Salesianità

S. Francesco di Sales ha accompagnato nella “vita devota” i laici del suo tempo; anche allora era difficile il dialogo con l’eresia e con l’incomprensione dell’amore di Dio verso tutti i suoi figli. La nostra salesianità passa nel cuore di don Bosco e percorre le vie della nostra secolarità consacrata.

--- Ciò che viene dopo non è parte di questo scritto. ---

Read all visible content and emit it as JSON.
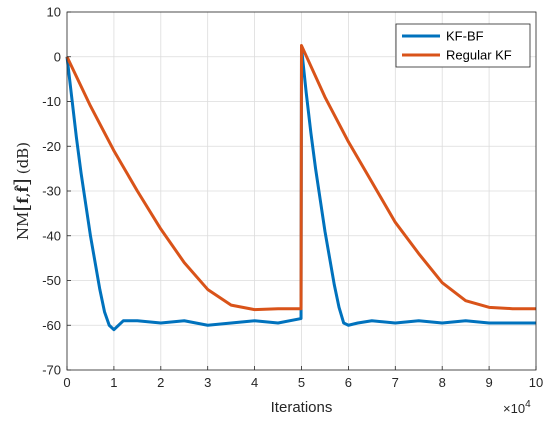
{
  "chart_data": {
    "type": "line",
    "title": "",
    "xlabel": "Iterations",
    "ylabel": "NM[f, f̂] (dB)",
    "ylabel_parts": {
      "prefix": "NM",
      "open": "[",
      "f": "f",
      "sep": ",",
      "fhat": "f̂",
      "close": "]",
      "unit": "(dB)"
    },
    "x_multiplier_label": "×10",
    "x_multiplier_exp": "4",
    "xlim": [
      0,
      10
    ],
    "ylim": [
      -70,
      10
    ],
    "xticks": [
      0,
      1,
      2,
      3,
      4,
      5,
      6,
      7,
      8,
      9,
      10
    ],
    "yticks": [
      10,
      0,
      -10,
      -20,
      -30,
      -40,
      -50,
      -60,
      -70
    ],
    "grid": true,
    "legend_position": "top-right",
    "series": [
      {
        "name": "KF-BF",
        "color": "#0072BD",
        "x": [
          0,
          0.1,
          0.2,
          0.3,
          0.4,
          0.5,
          0.6,
          0.7,
          0.8,
          0.9,
          1.0,
          1.2,
          1.5,
          2.0,
          2.5,
          3.0,
          3.5,
          4.0,
          4.5,
          4.99,
          5.0,
          5.1,
          5.2,
          5.3,
          5.4,
          5.5,
          5.6,
          5.7,
          5.8,
          5.9,
          6.0,
          6.2,
          6.5,
          7.0,
          7.5,
          8.0,
          8.5,
          9.0,
          9.5,
          10.0
        ],
        "y": [
          0,
          -9,
          -18,
          -26,
          -33,
          -40,
          -46,
          -52,
          -57,
          -60,
          -61,
          -59,
          -59,
          -59.5,
          -59,
          -60,
          -59.5,
          -59,
          -59.5,
          -58.5,
          2,
          -8,
          -17,
          -25,
          -32,
          -39,
          -45,
          -51,
          -56,
          -59.5,
          -60,
          -59.5,
          -59,
          -59.5,
          -59,
          -59.5,
          -59,
          -59.5,
          -59.5,
          -59.5
        ]
      },
      {
        "name": "Regular KF",
        "color": "#D95319",
        "x": [
          0,
          0.5,
          1.0,
          1.5,
          2.0,
          2.5,
          3.0,
          3.5,
          4.0,
          4.5,
          4.99,
          5.0,
          5.5,
          6.0,
          6.5,
          7.0,
          7.5,
          8.0,
          8.5,
          9.0,
          9.5,
          10.0
        ],
        "y": [
          0,
          -11,
          -21,
          -30,
          -38.5,
          -46,
          -52,
          -55.5,
          -56.5,
          -56.3,
          -56.3,
          2.5,
          -9,
          -19,
          -28,
          -37,
          -44,
          -50.5,
          -54.5,
          -56,
          -56.3,
          -56.3
        ]
      }
    ]
  }
}
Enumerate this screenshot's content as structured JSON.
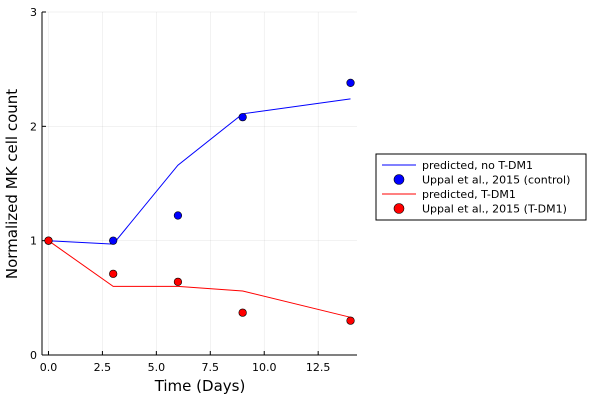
{
  "chart_data": {
    "type": "line",
    "title": "",
    "xlabel": "Time (Days)",
    "ylabel": "Normalized MK cell count",
    "xlim": [
      -0.3,
      14.3
    ],
    "ylim": [
      0,
      3
    ],
    "x_ticks": [
      0,
      2.5,
      5,
      7.5,
      10,
      12.5
    ],
    "x_tick_labels": [
      "0.0",
      "2.5",
      "5.0",
      "7.5",
      "10.0",
      "12.5"
    ],
    "y_ticks": [
      0,
      1,
      2,
      3
    ],
    "y_tick_labels": [
      "0",
      "1",
      "2",
      "3"
    ],
    "grid": true,
    "legend_position": "outside-right",
    "series": [
      {
        "name": "predicted, no T-DM1",
        "kind": "line",
        "color": "#0000ff",
        "x": [
          0,
          3,
          6,
          9,
          14
        ],
        "y": [
          1.0,
          0.97,
          1.66,
          2.11,
          2.24
        ]
      },
      {
        "name": "Uppal et al., 2015 (control)",
        "kind": "scatter",
        "color": "#0000ff",
        "x": [
          0,
          3,
          6,
          9,
          14
        ],
        "y": [
          1.0,
          1.0,
          1.22,
          2.08,
          2.38
        ]
      },
      {
        "name": "predicted, T-DM1",
        "kind": "line",
        "color": "#ff0000",
        "x": [
          0,
          3,
          6,
          9,
          14
        ],
        "y": [
          1.0,
          0.6,
          0.6,
          0.56,
          0.33
        ]
      },
      {
        "name": "Uppal et al., 2015 (T-DM1)",
        "kind": "scatter",
        "color": "#ff0000",
        "x": [
          0,
          3,
          6,
          9,
          14
        ],
        "y": [
          1.0,
          0.71,
          0.64,
          0.37,
          0.3
        ]
      }
    ]
  }
}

Noi, Volontarie, infatti, nate e cresciute nella Famiglia Salesiana, viviamo lo spirito di don Bosco, nella prassi secolare che ci è propria; in modo particolare:

– nello stile di vita e di lavoro: luogo centrale della nostra missione/apostolato in cui agiamo con ottimismo sano e costruttivo, nell’operosità, nella semplicità e nella creatività;

– nelle modalità e nei tempi di preghiera: ricerca semplice e profonda di Dio nella vita e nell’incontro personale con Lui;

– nella temperanza, intesa come vita equilibrata, lontana dagli eccessi e dagli estremi, ma come impegno di vita ben radicata nel reale e puntata sull’utopia cristiana, disponibile a “farsi carico” di situazioni eccezionali e rischiose (siamo pronte a “scomodarci” per gli altri!);

– nella particolare attenzione per i giovani, soprattutto i più poveri e abbandonati;

– nell’ impronta mariana della nostra presenza femminile, nel mondo:

* nelle diverse situazioni in cui dobbiamo esserci… dove, a volte, non possiamo cambiare nulla; dire di sì a Dio, come Maria sotto la croce, attraverso i limiti delle situazioni ed i nostri limiti personali;



* dove ci impegniamo ad accogliere e suscitare domande segrete,

* aspirazioni profonde… a far emergere e a dare spazio a virtù naturali che tutti possono trovare in se stessi: riflessione, misericordia, compassione, tenerezza, come Maria a Nazareth.

– infine, nello spirito di famiglia tra noi e con i membri della Famiglia Salesiana.